Le texte avance alors vers une intériorisation continue. L’espace extérieur s’efface au profit d’un espace affectif. « Partout où je me terre / Sa voix est ma demeure ». L’habitat perd sa matérialité et passe dans le sonore. La voix remplace la maison. Cette substitution correspond à l’expérience diasporique : la continuité culturelle survit à la discontinuité spatiale.

La mention « Mon âme est saint-soleil » introduit la clé esthétique du poème. Casséus convoque implicitement le mouvement pictural haïtien Saint-Soleil, fondé dans les années 1970 par Tiga (Jean-Claude Garoute), Levoy Exil et leurs compagnons. Ce courant refusait la perspective occidentale et privilégiait la spontanéité visionnaire, la peinture comme surgissement intérieur plutôt que représentation mimétique. Les figures y obéissaient aux pulsations du monde invisible. Dire « mon âme est saint-soleil » revient à inscrire l’identité dans l’apparition plutôt que dans la biographie. L’âme prend la forme d’une surface traversée par la mémoire collective, les héritages et les présences invisibles du pays.

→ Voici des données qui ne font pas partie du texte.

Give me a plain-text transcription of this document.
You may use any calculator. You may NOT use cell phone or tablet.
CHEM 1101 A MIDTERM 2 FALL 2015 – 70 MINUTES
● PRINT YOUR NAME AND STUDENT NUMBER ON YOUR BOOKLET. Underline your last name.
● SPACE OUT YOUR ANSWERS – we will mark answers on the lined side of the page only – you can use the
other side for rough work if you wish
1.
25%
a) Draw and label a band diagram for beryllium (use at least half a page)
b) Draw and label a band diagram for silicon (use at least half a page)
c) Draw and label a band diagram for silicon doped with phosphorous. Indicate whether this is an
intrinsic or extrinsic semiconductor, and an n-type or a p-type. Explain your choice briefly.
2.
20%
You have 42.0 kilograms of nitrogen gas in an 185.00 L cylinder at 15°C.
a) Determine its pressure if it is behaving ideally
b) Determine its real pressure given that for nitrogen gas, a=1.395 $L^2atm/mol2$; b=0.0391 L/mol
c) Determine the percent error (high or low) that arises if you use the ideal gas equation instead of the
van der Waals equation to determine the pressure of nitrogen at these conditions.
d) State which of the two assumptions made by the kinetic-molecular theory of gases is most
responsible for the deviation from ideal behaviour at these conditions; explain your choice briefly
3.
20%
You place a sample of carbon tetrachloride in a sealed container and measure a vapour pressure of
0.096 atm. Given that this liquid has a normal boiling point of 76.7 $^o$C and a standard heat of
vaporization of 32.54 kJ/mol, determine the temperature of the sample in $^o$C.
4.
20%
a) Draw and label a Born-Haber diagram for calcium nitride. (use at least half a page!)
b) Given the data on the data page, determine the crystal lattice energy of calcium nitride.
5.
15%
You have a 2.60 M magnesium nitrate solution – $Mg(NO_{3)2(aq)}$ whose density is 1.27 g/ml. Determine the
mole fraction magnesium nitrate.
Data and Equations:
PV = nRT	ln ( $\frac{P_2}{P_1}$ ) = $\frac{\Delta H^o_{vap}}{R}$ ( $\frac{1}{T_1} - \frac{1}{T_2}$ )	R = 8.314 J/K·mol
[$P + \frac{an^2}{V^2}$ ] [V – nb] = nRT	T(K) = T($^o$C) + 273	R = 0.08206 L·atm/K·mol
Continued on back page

La nostalgie sert alors d’énergie créatrice. « Quand il pleure mon pays / Mes sens inondent ma science ». La connaissance intellectuelle cède devant la sensation. Le poète adopte la même épistémologie que la peinture Saint-Soleil : la vérité surgit avant l’explication.

Le dernier vers « Peu importe où il neige » opère la fermeture symbolique du texte. La neige, image de l’ailleurs nordique, n’efface pas l’île ; elle accentue sa présence intérieure. L’éloignement climatique confirme l’appartenance. La Saline cesse d’être quartier ou souvenir : principe d’organisation intime.

Le poème s’offre ainsi comme autoportrait indirect : non le récit d’une vie, mais la description d’une structure intérieure façonnée par Haïti. Casséus rejoint la tradition d’une littérature caribéenne où le sujet existe à travers la relation au lieu natal, de Césaire à Glissant, et la reformule par une esthétique plastique. La mémoire correspond ici à une toile Saint-Soleil : saturée, vibrante, indisciplinée, habitée.

Dans La Saline, l’exil n’efface pas la terre ; il la déplace vers l’homme. Le pays passe du dehors au dedans. L’île prend rang d’organe vital. Elle bat. Et parce qu’elle bat, le poème respire.